While the Vietnam war was going on, I had taken a vow to not eat meat until it was over as a means of dramatiz­ing the suffering of the innocent non-combatants. At the time, concerned family and friends had tried in dissuade me, convinced that a meatless diet would not be sufficient to maintain my health. They were all surprised when I didn’t gradually weaken and die; I was pleasantly surprised myself. When the end of the war came, the thought of starting to eat meat again had lost its appeal. Not only had I begun to think of animals as living beings just like my­self, but I felt much lighter on my feet. So I decided to remain vegetarian. As there were few others around so in­clined. I had to do my own cooking, or just eat what everybody else did minus the meat. Coming into the association of devotees and discovering delights like sweet rice, puris. halavah, kacoris. burfy, pakoras. gulabjamins, and laddus was like coming out of a culinary desert into an epicurean oasis.

These conditions still exist, and that alone makes New Vrindaban an attrac­tive place to me, but it just scratches the surface. The biggest thing that hasn’t changed is Srila Bhaktipada.

His Divine Grace Srila Klrtanananda Swami Bhaktipada is the founder and driving force of New Vrindaban. He had the desire to make Srila Prabhupada’s dream of a transcenden­tal place of pilgrimage in the West come true. His faith in the order of his spiritual master, despite what seemed to be overwhelming difficulties, was the inspiration that pulled us out of the mud and into the limelight of a culture suf­fering from the slow starvation of spiritual stagnation.

Solhenitszyn said that the only way that the communist threat could be countered was by spiritual potency. The problem with contemporary American culture, he said, is that it has become spiritually weak because of too much sense gratification. The original settlers had firm spiritual vision, and were will­ing to perform austerities to create a society that looked to Krsna for gui­dance and fulfillment.
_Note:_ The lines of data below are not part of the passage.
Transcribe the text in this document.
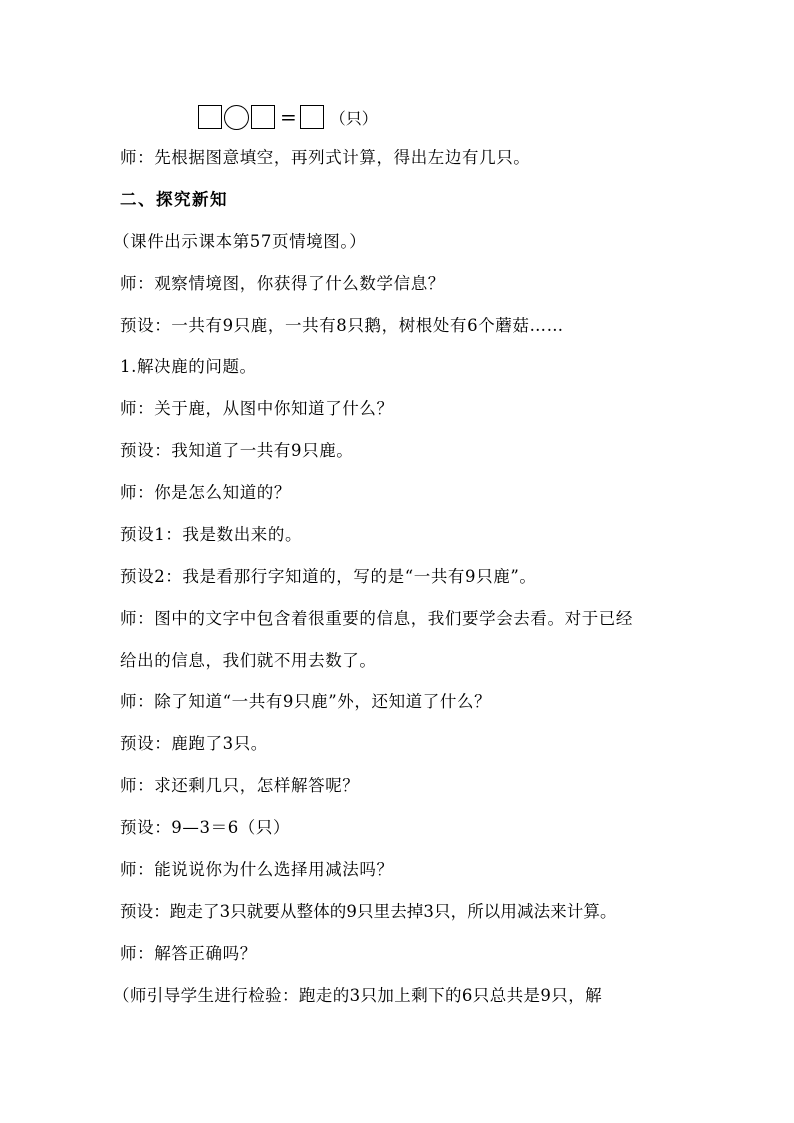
= （只）
师：先根据图意填空，再列式计算，得出左边有几只。
二、探究新知
（课件出示课本第57页情境图。）
师：观察情境图，你获得了什么数学信息？
预设：一共有9只鹿，一共有8只鹅，树根处有6个蘑菇……
1.解决鹿的问题。
师：关于鹿，从图中你知道了什么？
预设：我知道了一共有9只鹿。
师：你是怎么知道的？
预设1：我是数出来的。
预设2：我是看那行字知道的，写的是“一共有9只鹿”。
师：图中的文字中包含着很重要的信息，我们要学会去看。对于已经
给出的信息，我们就不用去数了。
师：除了知道“一共有9只鹿”外，还知道了什么？
预设：鹿跑了3只。
师：求还剩几只，怎样解答呢？
预设：9—3＝6（只）
师：能说说你为什么选择用减法吗？
预设：跑走了3只就要从整体的9只里去掉3只，所以用减法来计算。
师：解答正确吗？
（师引导学生进行检验：跑走的3只加上剩下的6只总共是9只，解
A vestige of this is the slogan on American money, “In God We Trust.”

Today, Americans have given up their trust in God, and have just kept the money. You don’t see any politi­cians asking everyone to pray for peace, but you do see plenty of them trying to decide how much for weaponery. The more we spend on defense, the safer we’ll be, right? Then why are we so frightened?

Material solutions just aren’t the an­swer. Even if there isn’t a nuclear war, everyone still laces inevitable death. That never changes. The solution also never changes: Krsna consciousness. Srila Bhaktipada, received this greatest of gifts from Srila Prabhupada.